Prior to Tate, Nakamori headed the department of photography and new media at the Minneapolis Institute of Art, developing exhibitions of photography and time-based media within the context of a global encyclopedic art museum. His exhibitions of artists such as Amar Kanwar and the Propeller Group revealed interconnections between contemporary video and premodern art from the global south in the museum collection. He was also responsible for numerous key acquisitions which transformed and diversified the museum’s photography collection.
He previously served as curator of photography at the Museum of Fine Arts, Houston from 2008 to 2016, organizing ground-breaking exhibitions such as Katsura: Picturing Modernism in Japanese Architecture, Photographs by Ishimoto Yasuhiro (a recipient of the 2011 Alfred H. Barr Jr. Award for Smaller Exhibitions), and For a New World to Come: Experiments in Japanese Art and Photography, 1968-1979 that traced the development of conceptualism in Japan in the wake of the Anpo protests. In Houston, he also taught graduate seminars focusing on the history of modern Japanese art and architecture at Rice University.
Nakamori has authored numerous essays and four books, including Katsura: Picturing Modernism in Japanese Architecture, Photographs by Yasuhiro Ishimoto (2010). His essays are included in Postwar: Art Between the Pacific and the Atlantic, 1945-1965 (Haus der Kunst, 2016) and Changing and Unchanging Things: Noguchi and Hasegawa in Postwar Japan (Noguchi Museum, 2019).
From 1995 to 2002, Nakamori practiced corporate law in New York City and Tokyo.
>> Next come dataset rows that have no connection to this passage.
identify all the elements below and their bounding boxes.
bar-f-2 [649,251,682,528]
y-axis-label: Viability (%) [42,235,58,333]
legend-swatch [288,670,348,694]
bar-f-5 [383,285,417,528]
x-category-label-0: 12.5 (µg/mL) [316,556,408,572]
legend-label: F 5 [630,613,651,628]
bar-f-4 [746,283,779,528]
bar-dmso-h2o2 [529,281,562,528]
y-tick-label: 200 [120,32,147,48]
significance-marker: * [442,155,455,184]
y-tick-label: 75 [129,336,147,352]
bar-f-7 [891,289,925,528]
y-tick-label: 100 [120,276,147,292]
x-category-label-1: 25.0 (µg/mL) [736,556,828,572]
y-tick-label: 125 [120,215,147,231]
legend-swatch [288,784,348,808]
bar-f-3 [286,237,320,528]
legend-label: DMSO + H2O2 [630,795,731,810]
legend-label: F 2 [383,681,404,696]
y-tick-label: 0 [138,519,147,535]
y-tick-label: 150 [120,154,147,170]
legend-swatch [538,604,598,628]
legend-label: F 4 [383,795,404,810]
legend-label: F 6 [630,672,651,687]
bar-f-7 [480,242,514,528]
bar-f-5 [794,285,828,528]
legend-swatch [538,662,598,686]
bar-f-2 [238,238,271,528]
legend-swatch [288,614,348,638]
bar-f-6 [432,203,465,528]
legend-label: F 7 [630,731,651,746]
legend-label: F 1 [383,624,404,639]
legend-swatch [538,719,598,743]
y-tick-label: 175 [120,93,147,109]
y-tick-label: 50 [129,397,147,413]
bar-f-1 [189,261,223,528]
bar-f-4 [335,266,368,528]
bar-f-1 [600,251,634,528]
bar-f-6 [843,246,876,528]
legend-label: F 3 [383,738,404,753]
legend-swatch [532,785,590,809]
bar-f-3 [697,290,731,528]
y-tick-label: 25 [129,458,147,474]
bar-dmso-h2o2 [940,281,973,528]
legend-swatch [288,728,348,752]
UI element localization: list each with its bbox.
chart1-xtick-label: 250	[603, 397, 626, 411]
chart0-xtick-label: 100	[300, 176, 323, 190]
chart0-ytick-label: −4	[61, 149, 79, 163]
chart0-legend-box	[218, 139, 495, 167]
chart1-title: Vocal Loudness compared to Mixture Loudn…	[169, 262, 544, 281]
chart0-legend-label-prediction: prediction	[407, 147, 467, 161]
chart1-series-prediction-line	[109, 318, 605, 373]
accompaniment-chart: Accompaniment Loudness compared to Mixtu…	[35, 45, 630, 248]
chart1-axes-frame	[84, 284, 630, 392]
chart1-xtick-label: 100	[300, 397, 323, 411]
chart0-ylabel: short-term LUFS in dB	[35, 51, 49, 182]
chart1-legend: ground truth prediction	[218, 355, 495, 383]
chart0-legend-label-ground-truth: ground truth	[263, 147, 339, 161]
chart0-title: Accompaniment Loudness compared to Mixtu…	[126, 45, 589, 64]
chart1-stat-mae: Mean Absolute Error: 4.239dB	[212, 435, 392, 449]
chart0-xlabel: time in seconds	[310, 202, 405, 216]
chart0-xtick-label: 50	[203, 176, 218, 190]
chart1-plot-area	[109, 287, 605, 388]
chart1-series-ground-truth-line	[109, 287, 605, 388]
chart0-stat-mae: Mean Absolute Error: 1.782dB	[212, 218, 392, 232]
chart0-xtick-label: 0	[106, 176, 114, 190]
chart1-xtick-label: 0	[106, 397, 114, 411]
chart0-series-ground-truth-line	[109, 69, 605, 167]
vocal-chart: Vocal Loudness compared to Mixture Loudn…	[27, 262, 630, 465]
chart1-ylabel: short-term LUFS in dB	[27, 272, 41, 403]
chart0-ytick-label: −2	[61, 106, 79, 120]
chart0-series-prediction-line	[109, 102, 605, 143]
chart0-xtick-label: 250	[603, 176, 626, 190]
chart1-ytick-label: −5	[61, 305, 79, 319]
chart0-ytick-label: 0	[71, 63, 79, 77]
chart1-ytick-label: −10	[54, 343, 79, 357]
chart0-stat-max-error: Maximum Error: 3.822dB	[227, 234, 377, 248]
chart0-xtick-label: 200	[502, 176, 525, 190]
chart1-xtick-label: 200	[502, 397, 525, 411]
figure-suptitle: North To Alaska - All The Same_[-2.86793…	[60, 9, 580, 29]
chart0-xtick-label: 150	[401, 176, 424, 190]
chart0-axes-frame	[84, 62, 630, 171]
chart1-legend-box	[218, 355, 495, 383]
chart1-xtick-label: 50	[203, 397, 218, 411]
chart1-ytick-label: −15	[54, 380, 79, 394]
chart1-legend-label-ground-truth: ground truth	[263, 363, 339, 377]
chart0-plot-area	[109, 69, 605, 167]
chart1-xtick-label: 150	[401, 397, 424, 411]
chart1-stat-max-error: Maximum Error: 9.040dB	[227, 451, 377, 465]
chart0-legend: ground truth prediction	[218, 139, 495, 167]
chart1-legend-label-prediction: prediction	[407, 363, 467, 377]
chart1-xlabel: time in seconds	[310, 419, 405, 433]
Nakamori serves on the board of several institutions in Japan and the U.K., including the Yayoi Kusama Foundation. He is a 2016 fellow of the Getty Leadership Institute. He received a BA from Waseda University in Tokyo, a Juris Doctor from the University of Wisconsin Law School, an MA in the History of Art from Hunter College, the City University of New York, and a PhD in the History of Art and Visual Studies from Cornell University.
About Asia Society Museum
Asia Society Museum presents a wide range of traditional, modern, and contemporary exhibitions of Asian art and Asian American art, taking new approaches to familiar masterpieces and introducing under-recognized arts and artists. The Asia Society Museum Collection comprises a traditional art collection, including the initial bequests of Mr. and Mrs. John D. Rockefeller 3rd, and a contemporary art collection. Through exhibitions and public programs, Asia Society provides a forum for the issues and viewpoints reflected in both traditional and contemporary Asian art, and in Asia today.